LOS ANGELES (Feb. 29, 2024) — Gastrointestinal cancers were once diagnosed primarily by location. A tumor in the liver was liver cancer, while one in the pancreas was pancreatic. The few chemotherapy treatments available affected the entire patient—sometimes causing difficult side effects. Today, these tumors are analyzed at the molecular level, and clinicians target them with precision treatments that fight the cancer cells and spare the healthy tissue.
Andrew Hendifar, MD, medical director of the Gastrointestinal Oncology Disease Research Group at Cedars-Sinai Cancer, is a physician-scientist who treats patients with cancers of the digestive tract and other abdominal organs and works to develop new therapies for these patients.
In advance of the fifth annual Cedars-Sinai Gastrointestinal Tumor Conference, an event for healthcare professionals seeking updates on the most recent advances in these therapies, Hendifar sat down with the Cedars-Sinai Newsroom to discuss the challenges and latest advances in treating this group of cancers.
What has changed about the way we diagnose gastrointestinal (GI) tumors?
We used to diagnose these tumors based on their approximate location and a review of the tissue under a microscope. Now we use molecular profiling. These tests look at the makeup of the tumor’s genes and protein expression through a biopsy or blood specimen. This helps us understand the biological underpinnings of the specific tumor. Molecular profiling is especially important in GI tumors because these tumors—liver, gastric, pancreatic, small bowel, colon—look similar and are often located in the same area.
Without molecular testing, it might not be possible to tell that you’re dealing with a bile duct tumor rather than a liver cancer or a pancreatic cancer. The bile ducts travel through the liver, so a bile duct mass could be in the same position as a liver cancer, but the cellular makeup is quite different and the treatments they require are worlds apart.
We’re also using advanced imaging techniques that employ artificial intelligence to discern subtle pancreatic masses that might be invisible to the human eye, and special MRI sequences that can detect pancreas cancer at an earlier stage. Imaging can also tell us whether treatments are working and predict what a patient’s outcomes could be. Furthermore, we are working to develop blood and urine tests for early pancreas cancer detection.
How is treatment of GI tumors changing?
When I started treating patients 15 years ago, the only treatments available were a couple of different IV chemotherapies. Now, thanks to new diagnostic tools and more targeted forms of treatment, we can often turn a patient’s life around, and that’s actually the best feeling in the world.
Immune therapy has been such a breath of fresh air. Treatment involves just an hourlong infusion with minimal side effects, so we no longer have to worry about whether a patient can tolerate the treatment. I have so many patients who are alive and well receiving immune therapy, who otherwise wouldn’t have made it. Through our continuing work to develop new biomarkers, we are able to pair more of our patients with immune therapy. And these biomarkers go across tumor boundaries, so we no longer need to think about the site of origin. If your tumor has the right biomarker, we can pair you with the right form of treatment.

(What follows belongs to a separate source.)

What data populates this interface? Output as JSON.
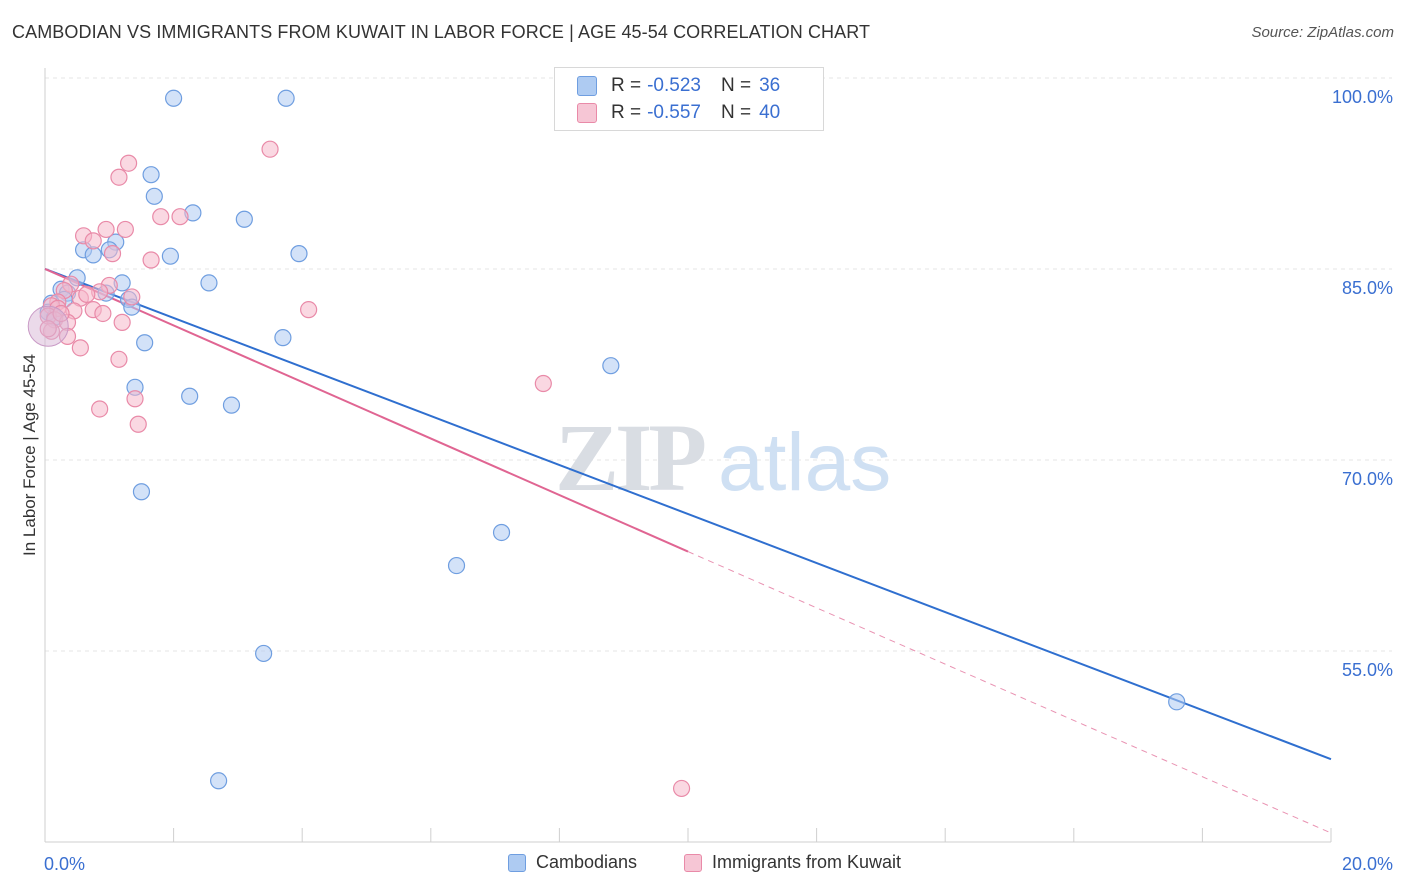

At ASCO GI 2024 we presented a study comparing patients with localized liver cancer who received local therapy alone with those who received local therapy and immune therapy in combination. For patients receiving the combination therapy, progression-free survival was twice as long, so this has become the new standard of care.

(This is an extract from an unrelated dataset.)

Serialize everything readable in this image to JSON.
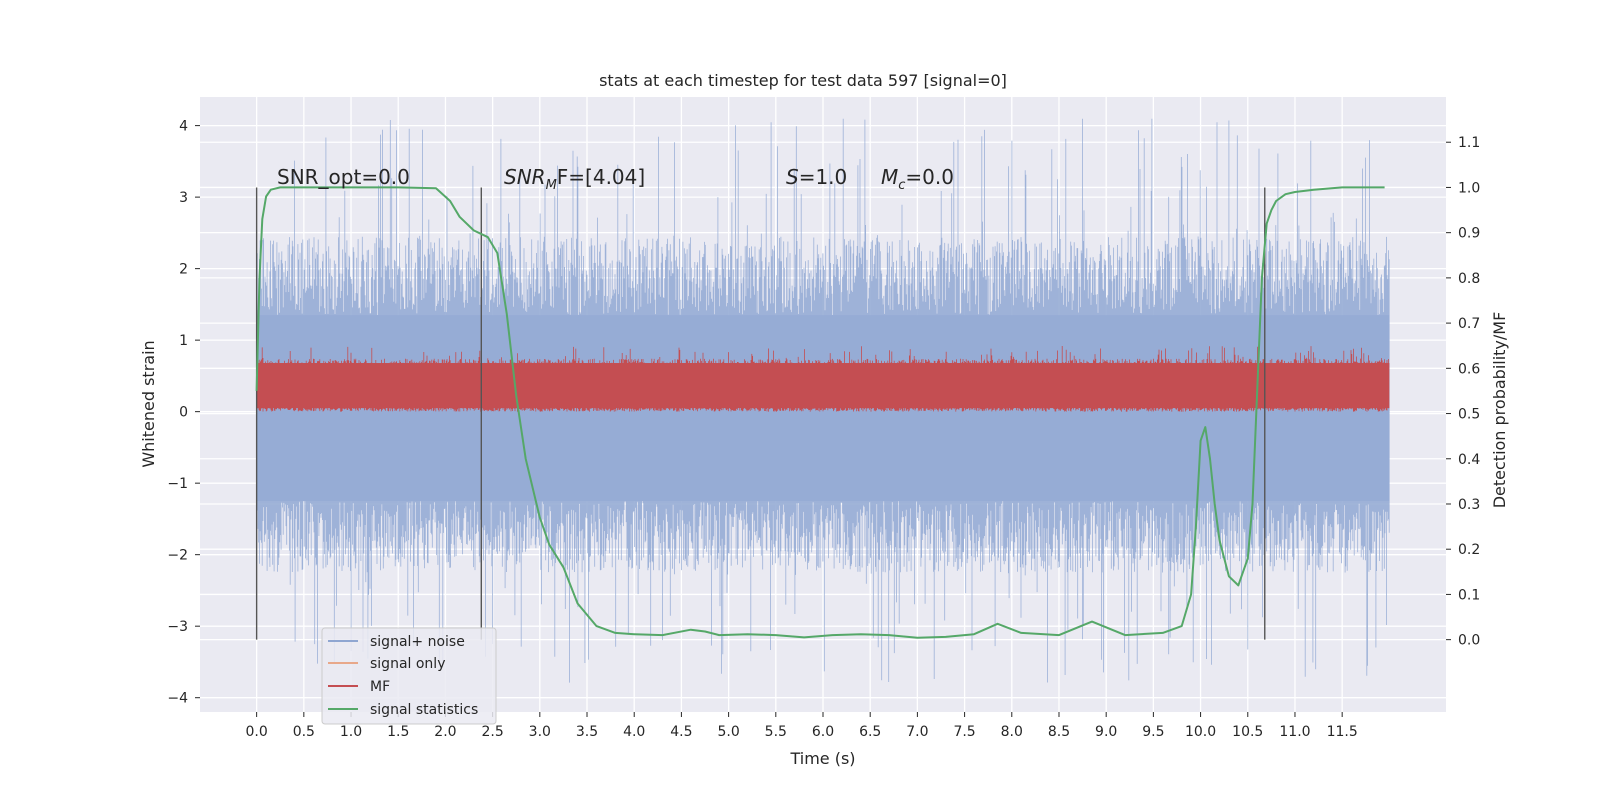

There are also a lot of new antibody drug conjugates that are working their way through the pipelines, including options for various types of GI tumors. Antibody drug conjugates deliver chemotherapy directly to tumor cells by binding to specific proteins on the surface of the cells. This allows us to target the cancer without targeting healthy tissue. If we can identify the right protein on a patient’s tumor cells, we can use antibody drug conjugates to deliver very effective treatment.
What are some of the more challenging tumors to treat?

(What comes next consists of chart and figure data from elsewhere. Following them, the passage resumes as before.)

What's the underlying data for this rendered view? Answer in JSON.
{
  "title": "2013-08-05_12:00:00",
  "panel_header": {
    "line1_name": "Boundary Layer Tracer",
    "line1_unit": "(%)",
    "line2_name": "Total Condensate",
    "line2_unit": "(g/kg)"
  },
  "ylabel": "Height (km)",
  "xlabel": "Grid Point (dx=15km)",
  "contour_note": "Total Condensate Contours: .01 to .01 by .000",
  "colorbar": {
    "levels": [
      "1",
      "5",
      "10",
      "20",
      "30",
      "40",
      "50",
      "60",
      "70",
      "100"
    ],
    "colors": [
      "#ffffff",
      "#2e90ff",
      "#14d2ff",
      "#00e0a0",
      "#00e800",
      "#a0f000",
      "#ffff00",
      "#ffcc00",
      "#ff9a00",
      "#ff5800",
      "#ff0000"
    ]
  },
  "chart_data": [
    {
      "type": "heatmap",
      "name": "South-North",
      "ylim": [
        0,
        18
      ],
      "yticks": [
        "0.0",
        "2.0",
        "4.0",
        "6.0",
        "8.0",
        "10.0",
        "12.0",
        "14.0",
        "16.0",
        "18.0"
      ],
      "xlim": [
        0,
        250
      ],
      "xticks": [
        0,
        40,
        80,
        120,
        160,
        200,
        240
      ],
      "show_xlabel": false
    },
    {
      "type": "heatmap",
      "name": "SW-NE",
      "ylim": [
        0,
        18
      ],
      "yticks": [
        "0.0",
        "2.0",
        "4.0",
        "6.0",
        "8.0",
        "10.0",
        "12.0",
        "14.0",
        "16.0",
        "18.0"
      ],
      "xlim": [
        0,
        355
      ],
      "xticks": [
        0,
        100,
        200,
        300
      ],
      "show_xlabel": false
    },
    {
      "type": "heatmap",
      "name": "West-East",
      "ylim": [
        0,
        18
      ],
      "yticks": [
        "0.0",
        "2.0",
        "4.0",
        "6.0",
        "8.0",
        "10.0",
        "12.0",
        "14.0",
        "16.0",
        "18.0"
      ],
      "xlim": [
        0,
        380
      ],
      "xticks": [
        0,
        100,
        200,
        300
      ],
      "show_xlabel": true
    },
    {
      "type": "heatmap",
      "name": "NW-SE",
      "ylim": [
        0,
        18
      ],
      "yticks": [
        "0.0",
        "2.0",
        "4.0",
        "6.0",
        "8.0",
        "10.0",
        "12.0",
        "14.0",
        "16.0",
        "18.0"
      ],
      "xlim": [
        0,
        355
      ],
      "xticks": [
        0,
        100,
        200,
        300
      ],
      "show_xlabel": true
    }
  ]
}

Bile duct tumors need more attention. They are often lumped in with pancreatic cancer but are completely different. And they are difficult to diagnose without advanced endoscopy.
We’re doing a lot of research to identify bile duct tumor biomarkers that help us pair patients with targeted therapy, especially antibody drug conjugates, to improve outcomes. There are many clinical trials now open for these therapies, and many patients do incredibly well.
What is the next frontier for GI tumor research?
The Molecular Twin Precision Oncology Platform, a unique precision medicine and AI tool developed at Cedars-Sinai, was validated on patients with pancreatic cancer and used to identify biomarkers that outperformed the current standard test for predicting patient survival. The platform has expanded to include all cancers, and we have enrolled at least 500 patients with GI cancers. All of my patients are enrolled and are contributing quite a bit to this project.
What topics will be covered at the upcoming conference, and what makes the event unique?
We are always thinking about the future of cancer treatment rather than about what’s currently available. We will be highlighting new technologies to detect and treat cancer, and will focus on using social media platforms to enhance the practice of medicine.